South Korean cafes

The Coffee-Shop Classrooms: How South Korea’s Students Turn Cafés into Survival Spaces

On a weekday morning in Seoul’s affluent Daechi district, the aroma of freshly brewed coffee fills the air as sunlight filters through a café’s wide windows. At one corner table, a university student unpacks two laptops, a stack of textbooks, and even a six-port power strip. By mid-afternoon, he’s still there – sipping slowly on the same iced Americano, headphones in, lost in preparation for an exam that could define his future.

Scenes like this are so common they have earned their own nickname in South Korea: Cagongjok. It loosely translates to “café study tribe” and describes students and job seekers who set up camp in coffee shops for hours, even entire days. For them, cafés have become more than social hubs – they are makeshift libraries, offices, and sanctuaries in a society where academic achievement and professional success remain paramount.

A Clash of Needs

But as the phenomenon grows, so does the tension. Café owners, who face some of the highest rents in the world, say customers who linger without ordering more than a single drink strain their businesses. Regular patrons complain about struggling to find seats for casual meetings or quick breaks.

“Running a café is hard enough with the costs we face,” says Hyun Sung-joo, who owns a café in Daechi. “When someone takes up a seat all day, it affects other customers and, ultimately, our survival.”

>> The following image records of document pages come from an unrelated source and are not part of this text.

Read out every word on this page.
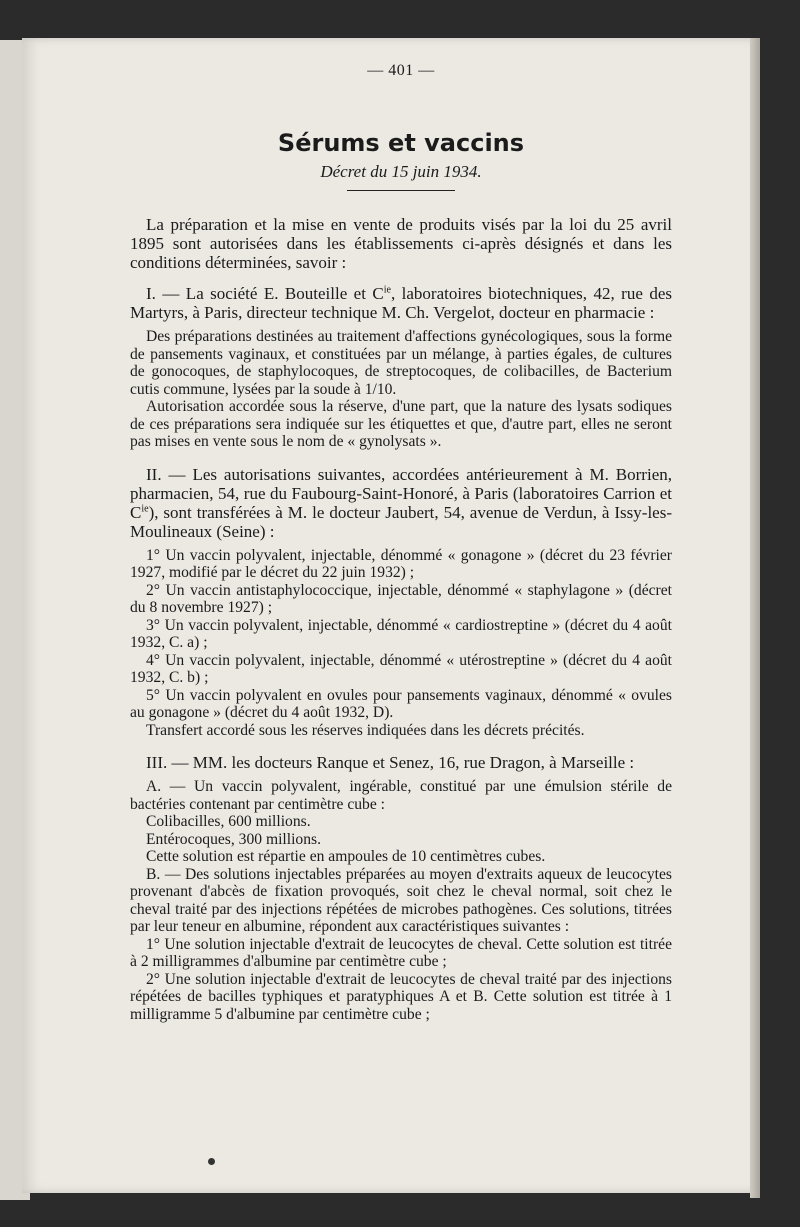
— 401 —
Sérums et vaccins
Décret du 15 juin 1934.

La préparation et la mise en vente de produits visés par la loi du 25 avril 1895 sont autorisées dans les établissements ci-après désignés et dans les conditions déterminées, savoir :

I. — La société E. Bouteille et $C^{ie}$, laboratoires biotechniques, 42, rue des Martyrs, à Paris, directeur technique M. Ch. Vergelot, docteur en pharmacie :

Des préparations destinées au traitement d'affections gynécologiques, sous la forme de pansements vaginaux, et constituées par un mélange, à parties égales, de cultures de gonocoques, de staphylocoques, de streptocoques, de colibacilles, de Bacterium cutis commune, lysées par la soude à 1/10.

Autorisation accordée sous la réserve, d'une part, que la nature des lysats sodiques de ces préparations sera indiquée sur les étiquettes et que, d'autre part, elles ne seront pas mises en vente sous le nom de « gynolysats ».

II. — Les autorisations suivantes, accordées antérieurement à M. Borrien, pharmacien, 54, rue du Faubourg-Saint-Honoré, à Paris (laboratoires Carrion et $C^{ie}$), sont transférées à M. le docteur Jaubert, 54, avenue de Verdun, à Issy-les-Moulineaux (Seine) :

1° Un vaccin polyvalent, injectable, dénommé « gonagone » (décret du 23 février 1927, modifié par le décret du 22 juin 1932) ;

2° Un vaccin antistaphylococcique, injectable, dénommé « staphylagone » (décret du 8 novembre 1927) ;

3° Un vaccin polyvalent, injectable, dénommé « cardiostreptine » (décret du 4 août 1932, C. a) ;

4° Un vaccin polyvalent, injectable, dénommé « utérostreptine » (décret du 4 août 1932, C. b) ;

5° Un vaccin polyvalent en ovules pour pansements vaginaux, dénommé « ovules au gonagone » (décret du 4 août 1932, D).

Transfert accordé sous les réserves indiquées dans les décrets précités.

III. — MM. les docteurs Ranque et Senez, 16, rue Dragon, à Marseille :

A. — Un vaccin polyvalent, ingérable, constitué par une émulsion stérile de bactéries contenant par centimètre cube :

Colibacilles, 600 millions.

Entérocoques, 300 millions.

Cette solution est répartie en ampoules de 10 centimètres cubes.

B. — Des solutions injectables préparées au moyen d'extraits aqueux de leucocytes provenant d'abcès de fixation provoqués, soit chez le cheval normal, soit chez le cheval traité par des injections répétées de microbes pathogènes. Ces solutions, titrées par leur teneur en albumine, répondent aux caractéristiques suivantes :

1° Une solution injectable d'extrait de leucocytes de cheval. Cette solution est titrée à 2 milligrammes d'albumine par centimètre cube ;

2° Une solution injectable d'extrait de leucocytes de cheval traité par des injections répétées de bacilles typhiques et paratyphiques A et B. Cette solution est titrée à 1 milligramme 5 d'albumine par centimètre cube ;
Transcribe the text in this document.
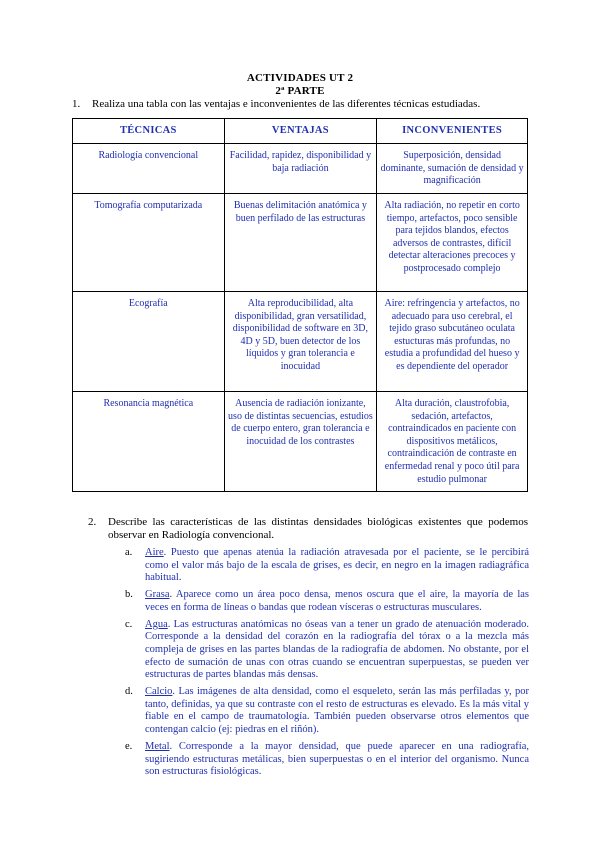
ACTIVIDADES UT 2
2ª PARTE
1. Realiza una tabla con las ventajas e inconvenientes de las diferentes técnicas estudiadas.
TÉCNICAS	VENTAJAS	INCONVENIENTES
Radiología convencional	Facilidad, rapidez, disponibilidad y baja radiación	Superposición, densidad dominante, sumación de densidad y magnificación
Tomografía computarizada	Buenas delimitación anatómica y buen perfilado de las estructuras	Alta radiación, no repetir en corto tiempo, artefactos, poco sensible para tejidos blandos, efectos adversos de contrastes, difícil detectar alteraciones precoces y postprocesado complejo
Ecografía	Alta reproducibilidad, alta disponibilidad, gran versatilidad, disponibilidad de software en 3D, 4D y 5D, buen detector de los líquidos y gran tolerancia e inocuidad	Aire: refringencia y artefactos, no adecuado para uso cerebral, el tejido graso subcutáneo oculata estucturas más profundas, no estudia a profundidad del hueso y es dependiente del operador
Resonancia magnética	Ausencia de radiación ionizante, uso de distintas secuencias, estudios de cuerpo entero, gran tolerancia e inocuidad de los contrastes	Alta duración, claustrofobia, sedación, artefactos, contraindicados en paciente con dispositivos metálicos, contraindicación de contraste en enfermedad renal y poco útil para estudio pulmonar
2. Describe las características de las distintas densidades biológicas existentes que podemos observar en Radiología convencional.
a. Aire. Puesto que apenas atenúa la radiación atravesada por el paciente, se le percibirá como el valor más bajo de la escala de grises, es decir, en negro en la imagen radiagráfica habitual.
b. Grasa. Aparece como un área poco densa, menos oscura que el aire, la mayoría de las veces en forma de líneas o bandas que rodean vísceras o estructuras musculares.
c. Agua. Las estructuras anatómicas no óseas van a tener un grado de atenuación moderado. Corresponde a la densidad del corazón en la radiografía del tórax o a la mezcla más compleja de grises en las partes blandas de la radiografía de abdomen. No obstante, por el efecto de sumación de unas con otras cuando se encuentran superpuestas, se pueden ver estructuras de partes blandas más densas.
d. Calcio. Las imágenes de alta densidad, como el esqueleto, serán las más perfiladas y, por tanto, definidas, ya que su contraste con el resto de estructuras es elevado. Es la más vital y fiable en el campo de traumatología. También pueden observarse otros elementos que contengan calcio (ej: piedras en el riñón).
e. Metal. Corresponde a la mayor densidad, que puede aparecer en una radiografía, sugiriendo estructuras metálicas, bien superpuestas o en el interior del organismo. Nunca son estructuras fisiológicas.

Even Starbucks Korea, the country’s biggest coffee chain, has had to step in. Earlier this month, it announced new guidelines to discourage extreme behaviours such as customers bringing desktop monitors, printers, or leaving belongings to reserve tables for hours. While the company stopped short of evicting customers, it said the rules aim to “create a more comfortable environment” for everyone.

More Than Just Coffee

For South Korea’s young people, however, Cagongjok culture is not simply about hogging seats. It is about survival in a system where exam results, university admissions, and job interviews can alter life trajectories. With limited affordable study spaces and libraries often overcrowded, cafés provide something priceless: a reliable, accessible place with Wi-Fi, outlets, and a steady stream of caffeine.

“I can’t concentrate at home,” says Park Ji-eun, a 23-year-old preparing for civil service exams. “The library near me closes early and is always full. At cafés, I can study late and the background noise keeps me awake.”

For Park and many others, the price of one coffee is a small sacrifice for the environment they need to push through grueling study schedules.

South Korean cafes
Some students set up their belongings and then left a Starbucks seen here in Suwon

Cultural Reflection

Sociologists say the trend reflects deeper issues within South Korea’s social fabric. Professor Choi Ra-young of Ansan University calls Cagongjok “a mirror of our high-pressure society.”

“These young people may be seen as a nuisance by businesses, but they are also victims of a culture that demands relentless preparation and achievement,” she says. “Their presence in cafés is a symptom of broader systemic pressures.”

Seeking Balance

Independent cafés across the country are experimenting with ways to cope. Some introduce time limits or minimum order requirements. Others embrace the trend, marketing themselves as “study-friendly” spaces with extended hours and designated charging zones.

Still, not everyone is sympathetic. In Jeonju, one café went so far as to ban studying altogether after groups monopolised tables for up to eight hours. The backlash was swift, with some students accusing the café of being hostile to young people.

Meanwhile, South Korea’s coffee industry continues to boom. The number of cafés has surged to nearly 100,000 nationwide – a 48 percent jump in just five years. But more shops also mean fiercer competition, and businesses cannot afford to alienate paying customers, no matter how slowly they sip their lattes.

An Unlikely Future

For now, the tug-of-war between café owners and the Cagongjok shows no sign of easing. With academic pressure unlikely to lessen and office spaces expensive to rent, cafés will remain the default refuge for countless students and job seekers.

As one café owner put it with a sigh, “It’s not just about coffee anymore. For many, we are their library, their office, their escape. Maybe that’s just the reality we need to adapt to.”

And so, in South Korea’s coffee shops, the battle between beans and books quietly brews on.